El hotel Barreiro no era el más glamoroso que uno pueda imaginar, pero era confortable, limpio y bastante moderno. Lo frecuentaban peregrinos, camioneros y gente de paso. Para una noche era un lugar muy decente, a buen precio y con buen servicio.
Leira tampoco era el lugar más
animado para pasar la tarde. Mientras Jose terminaba de ver una serie en el
móvil y se duchaba, yo me entretuve en buscar en Internet. A poca distancia se
alzaba una iglesia, Santa María de Leira, y el campo y las casas mostraban un
hermoso rostro. Por supuesto, realizar un desplazamiento largo fue desechado
desde el primer momento. Mi ampolla iba bien, aunque los kilómetros caminados y
acumulados en las piernas aconsejaban guardar fuerzas.
La aldea la componían buenas
casas de campo con aspecto de segundas residencias. Eran espaciosas, de dos
plantas, jardín para descongestionarse sin necesidad de salir a la carretera o
a la calle y un tono bastante acogedor. Saludamos a varios dueños y ocupantes
en nuestro paseo hasta la iglesia. Esta era de sillares rectangulares marcados por
juntas blancas, de espadaña en el centro que soportaba las campanas y un
aspecto que podría calificar de intemporal, que podría acumular varios siglos o
unas cuantas décadas. Era parecida a muchas otras que encontramos en el Camino.
Su estilo era rural y difícil de asociar a los estilos tradicionales.

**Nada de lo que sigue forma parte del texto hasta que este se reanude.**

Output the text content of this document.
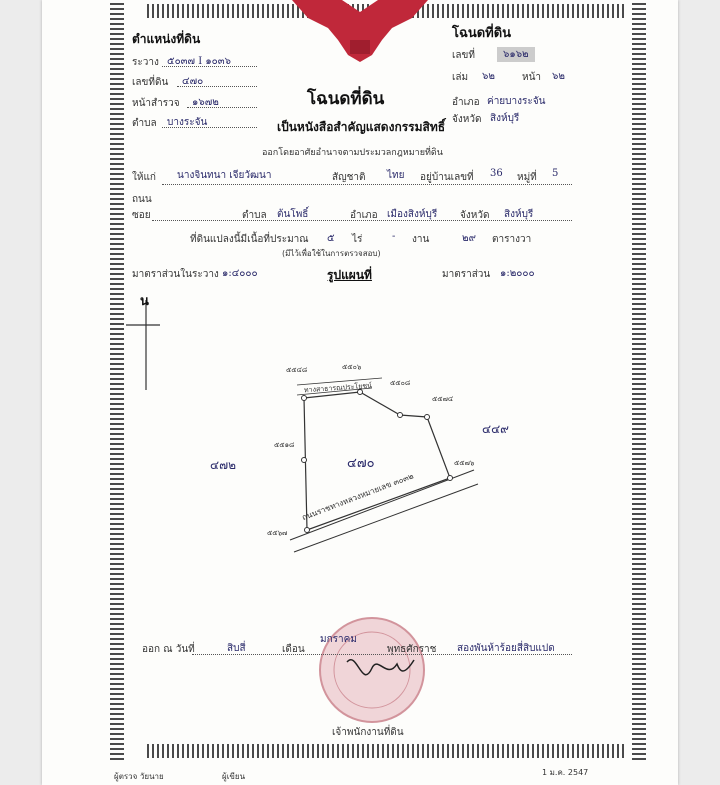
ตำแหน่งที่ดิน	โฉนดที่ดิน
ระวาง ๕๐๓๗ I ๑๐๓๖
เลขที่ดิน ๔๗๐
หน้าสำรวจ ๑๖๗๒
ตำบล บางระจัน
เลขที่	๖๑๖๒
เล่ม ๖๒	หน้า ๖๒
อำเภอ ค่ายบางระจัน
จังหวัด สิงห์บุรี
โฉนดที่ดิน
เป็นหนังสือสำคัญแสดงกรรมสิทธิ์
ออกโดยอาศัยอำนาจตามประมวลกฎหมายที่ดิน
ให้แก่ นางจินทนา เจียวัฒนา	สัญชาติ ไทย อยู่บ้านเลขที่ 36 หมู่ที่ 5
ถนน
ซอย	ตำบล ต้นโพธิ์	อำเภอ เมืองสิงห์บุรี จังหวัด สิงห์บุรี
ที่ดินแปลงนี้มีเนื้อที่ประมาณ ๕ ไร่	- งาน	๒๙ ตารางวา
(มีไว้เพื่อใช้ในการตรวจสอบ)
มาตราส่วนในระวาง ๑:๔๐๐๐	รูปแผนที่	มาตราส่วน ๑:๒๐๐๐
น
๔๗๐
๔๗๒
๔๔๙
๕๕๔๘	๕๕๐๖
๕๕๐๘
๕๕๗๔
๕๕๗๖
๕๕๑๘
๕๕๖๗
ทางสาธารณประโยชน์
ถนนราชทางหลวงหมายเลข ๓๐๓๒
ออก ณ วันที่	สิบสี่	เดือน
มกราคม
พุทธศักราช สองพันห้าร้อยสี่สิบแปด
เจ้าพนักงานที่ดิน
ผู้ตรวจ วัยนาย	ผู้เขียน	1 ม.ค. 2547
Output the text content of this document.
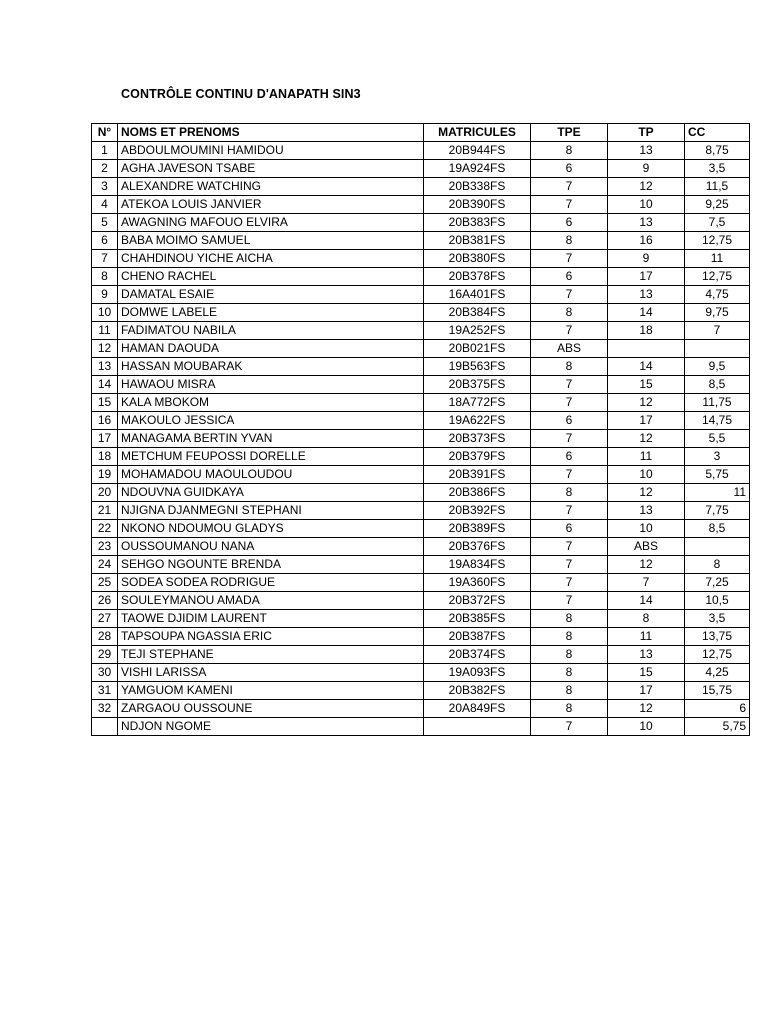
CONTRÔLE CONTINU D'ANAPATH SIN3
N°	NOMS ET PRENOMS	MATRICULES	TPE	TP	CC
1	ABDOULMOUMINI HAMIDOU	20B944FS	8	13	8,75
2	AGHA JAVESON TSABE	19A924FS	6	9	3,5
3	ALEXANDRE WATCHING	20B338FS	7	12	11,5
4	ATEKOA LOUIS JANVIER	20B390FS	7	10	9,25
5	AWAGNING MAFOUO ELVIRA	20B383FS	6	13	7,5
6	BABA MOIMO SAMUEL	20B381FS	8	16	12,75
7	CHAHDINOU YICHE AICHA	20B380FS	7	9	11
8	CHENO RACHEL	20B378FS	6	17	12,75
9	DAMATAL ESAIE	16A401FS	7	13	4,75
10	DOMWE LABELE	20B384FS	8	14	9,75
11	FADIMATOU NABILA	19A252FS	7	18	7
12	HAMAN DAOUDA	20B021FS	ABS		
13	HASSAN MOUBARAK	19B563FS	8	14	9,5
14	HAWAOU MISRA	20B375FS	7	15	8,5
15	KALA MBOKOM	18A772FS	7	12	11,75
16	MAKOULO JESSICA	19A622FS	6	17	14,75
17	MANAGAMA BERTIN YVAN	20B373FS	7	12	5,5
18	METCHUM FEUPOSSI DORELLE	20B379FS	6	11	3
19	MOHAMADOU MAOULOUDOU	20B391FS	7	10	5,75
20	NDOUVNA GUIDKAYA	20B386FS	8	12	11
21	NJIGNA DJANMEGNI STEPHANI	20B392FS	7	13	7,75
22	NKONO NDOUMOU GLADYS	20B389FS	6	10	8,5
23	OUSSOUMANOU NANA	20B376FS	7	ABS	
24	SEHGO NGOUNTE BRENDA	19A834FS	7	12	8
25	SODEA SODEA RODRIGUE	19A360FS	7	7	7,25
26	SOULEYMANOU AMADA	20B372FS	7	14	10,5
27	TAOWE DJIDIM LAURENT	20B385FS	8	8	3,5
28	TAPSOUPA NGASSIA ERIC	20B387FS	8	11	13,75
29	TEJI STEPHANE	20B374FS	8	13	12,75
30	VISHI LARISSA	19A093FS	8	15	4,25
31	YAMGUOM KAMENI	20B382FS	8	17	15,75
32	ZARGAOU OUSSOUNE	20A849FS	8	12	6
	NDJON NGOME		7	10	5,75
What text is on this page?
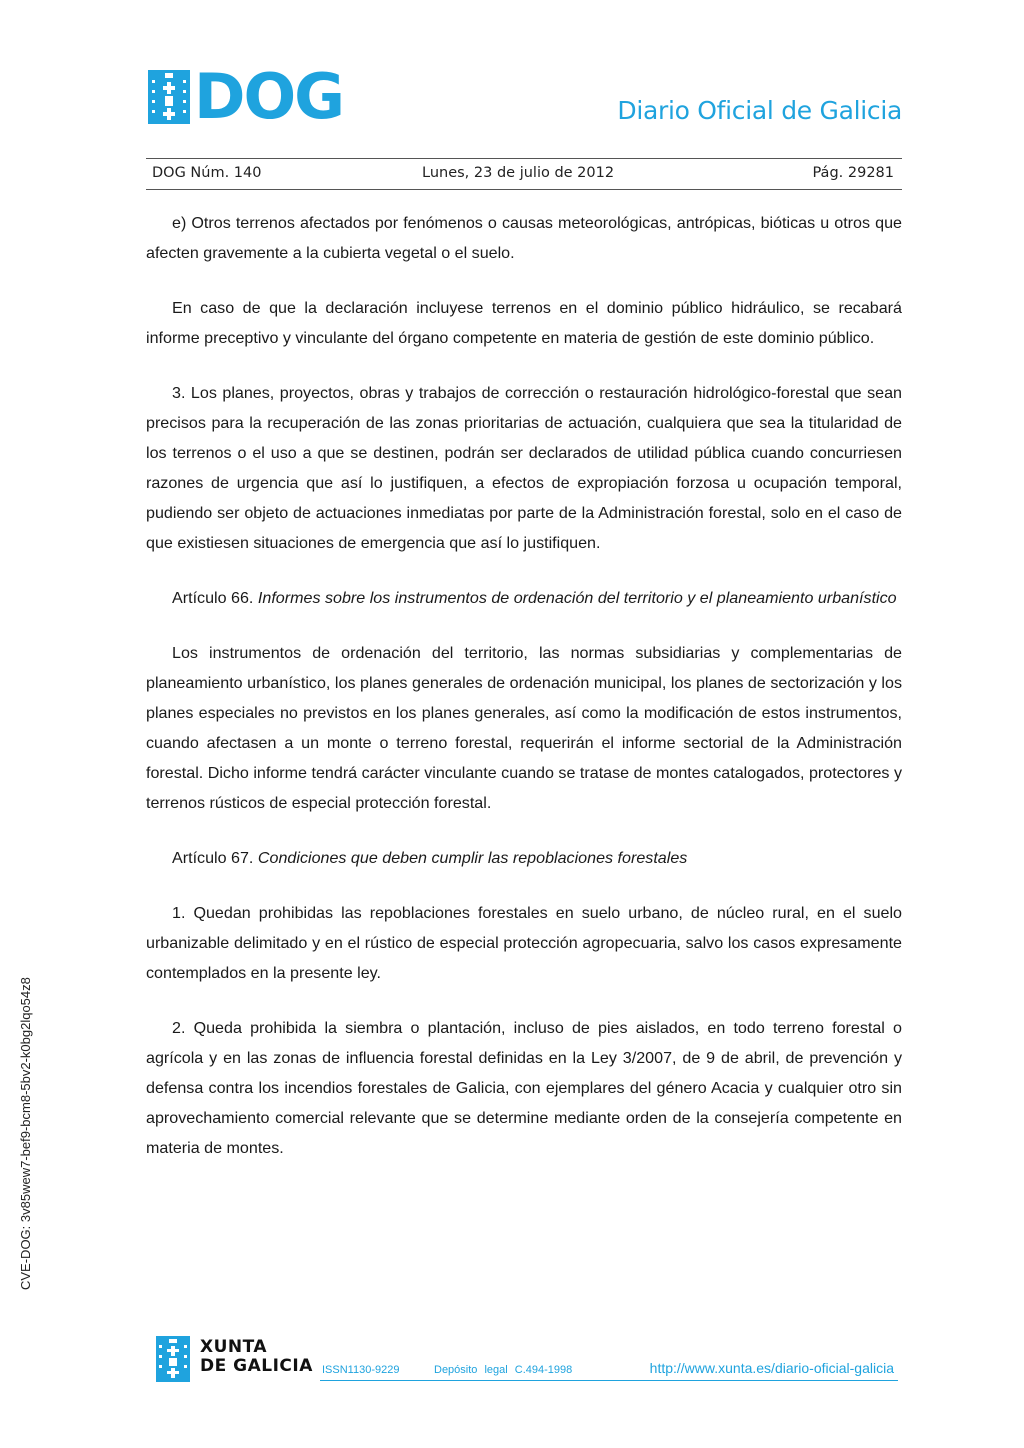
DOG	Diario Oficial de Galicia
DOG Núm. 140	Lunes, 23 de julio de 2012	Pág. 29281

e) Otros terrenos afectados por fenómenos o causas meteorológicas, antrópicas, bióticas u otros que afecten gravemente a la cubierta vegetal o el suelo.

En caso de que la declaración incluyese terrenos en el dominio público hidráulico, se recabará informe preceptivo y vinculante del órgano competente en materia de gestión de este dominio público.

3. Los planes, proyectos, obras y trabajos de corrección o restauración hidrológico-forestal que sean precisos para la recuperación de las zonas prioritarias de actuación, cualquiera que sea la titularidad de los terrenos o el uso a que se destinen, podrán ser declarados de utilidad pública cuando concurriesen razones de urgencia que así lo justifiquen, a efectos de expropiación forzosa u ocupación temporal, pudiendo ser objeto de actuaciones inmediatas por parte de la Administración forestal, solo en el caso de que existiesen situaciones de emergencia que así lo justifiquen.

Artículo 66. Informes sobre los instrumentos de ordenación del territorio y el planeamiento urbanístico

Los instrumentos de ordenación del territorio, las normas subsidiarias y complementarias de planeamiento urbanístico, los planes generales de ordenación municipal, los planes de sectorización y los planes especiales no previstos en los planes generales, así como la modificación de estos instrumentos, cuando afectasen a un monte o terreno forestal, requerirán el informe sectorial de la Administración forestal. Dicho informe tendrá carácter vinculante cuando se tratase de montes catalogados, protectores y terrenos rústicos de especial protección forestal.

Artículo 67. Condiciones que deben cumplir las repoblaciones forestales

1. Quedan prohibidas las repoblaciones forestales en suelo urbano, de núcleo rural, en el suelo urbanizable delimitado y en el rústico de especial protección agropecuaria, salvo los casos expresamente contemplados en la presente ley.

2. Queda prohibida la siembra o plantación, incluso de pies aislados, en todo terreno forestal o agrícola y en las zonas de influencia forestal definidas en la Ley 3/2007, de 9 de abril, de prevención y defensa contra los incendios forestales de Galicia, con ejemplares del género Acacia y cualquier otro sin aprovechamiento comercial relevante que se determine mediante orden de la consejería competente en materia de montes.

CVE-DOG: 3v85wew7-bef9-bcm8-5bv2-k0bg2lqo54z8
XUNTA
DE GALICIA ISSN1130-9229	Depósito legal C.494-1998	http://www.xunta.es/diario-oficial-galicia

Alrededor, el cementerio, cómo no.
El cruceiro que estaba a pocos
metros exhibía a Cristo crucificado por un lado y el descendimiento por el
otro, una combinación también repetida muchas veces. Nos sentamos en sus gradas
y observamos el campo que se desplegaba ante nosotros, muy hermoso y relajante.
Los campos de maíz cobraban una especial tonalidad por el sol descendiente. Los
castaños agitaban levemente sus hojas dominadas por las sombras. Nos pareció
que el lugar era ideal para una merienda campera.
Seguimos explorando las
inmediaciones y nos topamos con la fuente de Santa Eufemia, según rezaba un
cartel sobre una roca que hubiera hecho las delicias de un emperador chino para
uno de sus jardines. El bosque se cerraba de forma portentosa, como si
deglutiera el mundo en sus profundidades. No nos atrevimos a penetrar en sus
misterios.
Continuamos por la carretera
hasta el lugar por donde habíamos accedido horas antes. Allí habíamos echado el
ojo a una pulpería que aún no había abierto, aunque el chaval que la regentaba,
quizá hijo de los dueños, nos animó a sentarnos. Le daba igual abrir un poco
antes y así charlar con los forasteros. Nos sentamos en una mesa exterior y contemplamos
la carretera mientras dialogábamos. Por supuesto, con dos Estrella de Galicia.
A las nueve jugaba el Atlético
de Madrid los cuartos de final de la Champions contra el Leipzig. Jose no es
muy aficionado al fútbol, pero tampoco había mucho más que hacer, así que nos
fuimos al hotel y en la cafetería nos juntamos un grupillo a ver la
eliminatoria. Parecía mentira que el que hubiera sido tradicionalmente un
partido de pretemporada fuera un partido tan trascendental. La pandemia, el
confinamiento y la necesidad de terminar la temporada para cobrar los derechos
televisivos y paliar parcialmente los destrozos económicos, lo hacían posible.
Y allí estábamos para distraernos.
Cenamos unas raciones para
acompañar el fútbol. El Atleti cayó 2-1 frente a los alemanes. Ocasión perdida.